Guest Review: Last night, the mountain by Manuela Moser
In ‘Notes on attendance’, the poem that opens Last night, the mountain, Manuela Moser writes: ‘Complex things resurrect the ordinary and you must’. Moser achieves this in her debut pamphlet with consistently delicate and graceful phrasing throughout. She combines this with versatile use of the available space on the page, such as indentation and long-running lines. As someone who predominantly writes poems in typical stanzas and line-length, I found the cascading quality of the line break in Last night, the mountain to be very refreshing. This is heightened by the progression of Moser’s poems, which delicately inflect their narrative, inviting the reader in.
One of the most visually appealing qualities of Last night, the mountain is the appearance of the poem titles. These are right-justified, and their text size is smaller than that used in the body of the poems. Moser’s main form of choice is the couplet. For me, the diminished titling combined with the lightness of the form resulted in seamless transitions between poems and encouraged me to look for resonances between them. In addition, the titles are carefully arranged such that they themselves can be read successively: ‘Notes on attendance/ For example, somewhere there is a history of progress/ Not an exact measurement’.
Returning to the cascading lines in Last night, the mountain, these are exemplified in ‘Notes on Attendance’, which reads:
‘One of your responsibilities is to think of yourself as alone…
— Another: to query the war…
—To understand as a character the fabric of it
—To have a privileged relationship with language’.
Here, Moser deploys the indexical quality of the word ‘it’ with brilliance. I found myself wondering whether it applied reflexively to the fabric of responsibility, the fabric of war, or the fabric of language itself. This device comes into its element by working in tandem with the title and its open-ended connotations: physical presence, the presence of an attendant mind, attendant consequences. ‘Notes on attendance’ primes the reader for successive poems encouraging us to be, in the truest sense of the word, attendant, mindful that ‘Complex things resurrect the ordinary and you must’.
Moser’s sparing use of syntax modulates the desired momentum of the poem to great effect.
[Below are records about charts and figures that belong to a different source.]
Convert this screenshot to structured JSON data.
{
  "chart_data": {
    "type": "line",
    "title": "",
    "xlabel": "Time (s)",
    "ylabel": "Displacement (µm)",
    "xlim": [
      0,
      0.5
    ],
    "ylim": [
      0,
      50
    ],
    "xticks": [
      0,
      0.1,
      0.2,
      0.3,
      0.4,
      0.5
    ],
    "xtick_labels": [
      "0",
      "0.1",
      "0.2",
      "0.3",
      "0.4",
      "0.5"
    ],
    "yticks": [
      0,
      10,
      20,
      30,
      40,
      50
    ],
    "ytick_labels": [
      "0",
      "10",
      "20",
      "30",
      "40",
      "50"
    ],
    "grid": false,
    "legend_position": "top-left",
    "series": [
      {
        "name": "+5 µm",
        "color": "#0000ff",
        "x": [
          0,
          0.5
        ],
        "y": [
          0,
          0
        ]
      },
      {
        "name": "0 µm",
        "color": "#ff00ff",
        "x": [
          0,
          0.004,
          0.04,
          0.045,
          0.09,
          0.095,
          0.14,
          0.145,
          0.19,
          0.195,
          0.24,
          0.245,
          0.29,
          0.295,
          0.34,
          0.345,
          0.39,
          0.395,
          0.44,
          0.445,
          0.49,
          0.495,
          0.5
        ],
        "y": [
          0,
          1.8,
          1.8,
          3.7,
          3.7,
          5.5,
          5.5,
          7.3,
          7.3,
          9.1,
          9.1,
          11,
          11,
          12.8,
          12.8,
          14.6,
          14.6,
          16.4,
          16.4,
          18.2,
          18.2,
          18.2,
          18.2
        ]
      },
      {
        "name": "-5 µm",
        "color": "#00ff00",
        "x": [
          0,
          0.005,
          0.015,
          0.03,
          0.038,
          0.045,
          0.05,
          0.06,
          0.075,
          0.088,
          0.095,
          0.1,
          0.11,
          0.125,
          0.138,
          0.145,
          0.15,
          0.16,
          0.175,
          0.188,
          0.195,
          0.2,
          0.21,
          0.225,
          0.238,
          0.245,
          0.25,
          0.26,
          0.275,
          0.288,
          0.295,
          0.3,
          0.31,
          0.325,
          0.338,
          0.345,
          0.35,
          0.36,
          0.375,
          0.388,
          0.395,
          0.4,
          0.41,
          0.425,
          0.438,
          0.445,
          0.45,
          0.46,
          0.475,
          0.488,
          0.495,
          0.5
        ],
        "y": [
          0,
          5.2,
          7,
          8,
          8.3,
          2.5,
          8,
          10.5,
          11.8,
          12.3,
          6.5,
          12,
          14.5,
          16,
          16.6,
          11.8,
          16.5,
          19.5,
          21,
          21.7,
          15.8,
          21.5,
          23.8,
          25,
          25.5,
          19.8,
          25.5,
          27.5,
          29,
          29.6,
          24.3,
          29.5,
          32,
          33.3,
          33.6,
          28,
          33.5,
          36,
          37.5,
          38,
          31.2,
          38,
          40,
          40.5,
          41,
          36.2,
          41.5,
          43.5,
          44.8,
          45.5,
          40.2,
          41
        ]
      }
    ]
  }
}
In ‘For example, somewhere there is a history of progress’, the syntax in ‘We were in America, we were on a trip’ establishes the setting of the poem abroad in relation to the concept of home: thereafter, the fast-paced action in the poem evolves with a hyperreal quality through its unexpected leaps:
‘I went out into the snow
And thought about running the goodwill store’.
Similarly, in ‘Not an exact measurement’, Moser uses the em-dash to draw out the action from the brief moment of a ‘deer being shot’, frame by frame. The clarity of the closing stanzas of this poem put me in mind of William Carlos Williams’s ‘The Red Wheelbarrow’:
‘the sound of the shot
ringing out—
Unmistakably a deer, glimpsed through trees, upright and then not’.
Here, the reverberation of the gunshot manifests subtly both in the sight rhyme between ‘shot’, ‘out’ and ‘not, in addition to the rhyme itself. Similarly, in ‘Notes towards Life? Or Theatre?’, Moser uses the visual cue of indented lines to formally represent a moment of realisation on the part of the speaker. This works in concert with pervasive images of windows and stairs:
‘…recent knowledge
From another place quite like this but smaller perhaps, with fewer
windows…’.
My favourite poem in Last night, the mountain is ‘Notes towards Prague/this leads back to the idea of transcendence’, whose title resonates with references to theatre and attendance in the titles of preceding poems. The apparent transition from the city of Prague to an almost biblical desert scene makes me read this poem with the Old Testament in mind. There is a mysteriousness to the introduction of the subject ‘he’ in the fifth stanza:
‘Now I’m thinking about what he said about monotheism, deserts,
God as creator’.
The poem closes with a beautiful turn of phrase:
‘The heat in the desert that doesn’t fall with the sun…
that burns like sleet
when you first feel it’.
This is a prime example of the precision of imagery throughout Last night, the mountain, and it strikes me that this can be extended to the pamphlet’s title as well, which becomes for me a central, enduring image when reading the poems. The use of the mountain as an image puts me in mind of the mountains in the background of Nicolas Poussin’s Landscape with a Calm. Writing about these mountains, T.J Clark says, ‘An accurate likeness of the unnoticeable is as testing, as dignified a task as getting…right…subjects, in other words, on which the picture turns, these reflexive and metaphysical props’.
I think that Last night, the mountain achieves this, and heightens its images by, as expressed in ‘For example, on a regular and friendly basis’:
‘…letting the
lines shape the image rather than the thing itself in front of me’.
This can be seen in the long poem of the collection which gives Last night, the mountain its title, where ‘waiting for the weather to change’, the scene descends into snow with each successive short stanza, into ‘Trees and beyond the fir trees only white’. Here we see the musicality of Last night, the mountain in its element, as
‘A taxi driver points to a rook in the sky and says Here, when we see a
dark bird like this, we expect snow. That’s Basho you whisper’.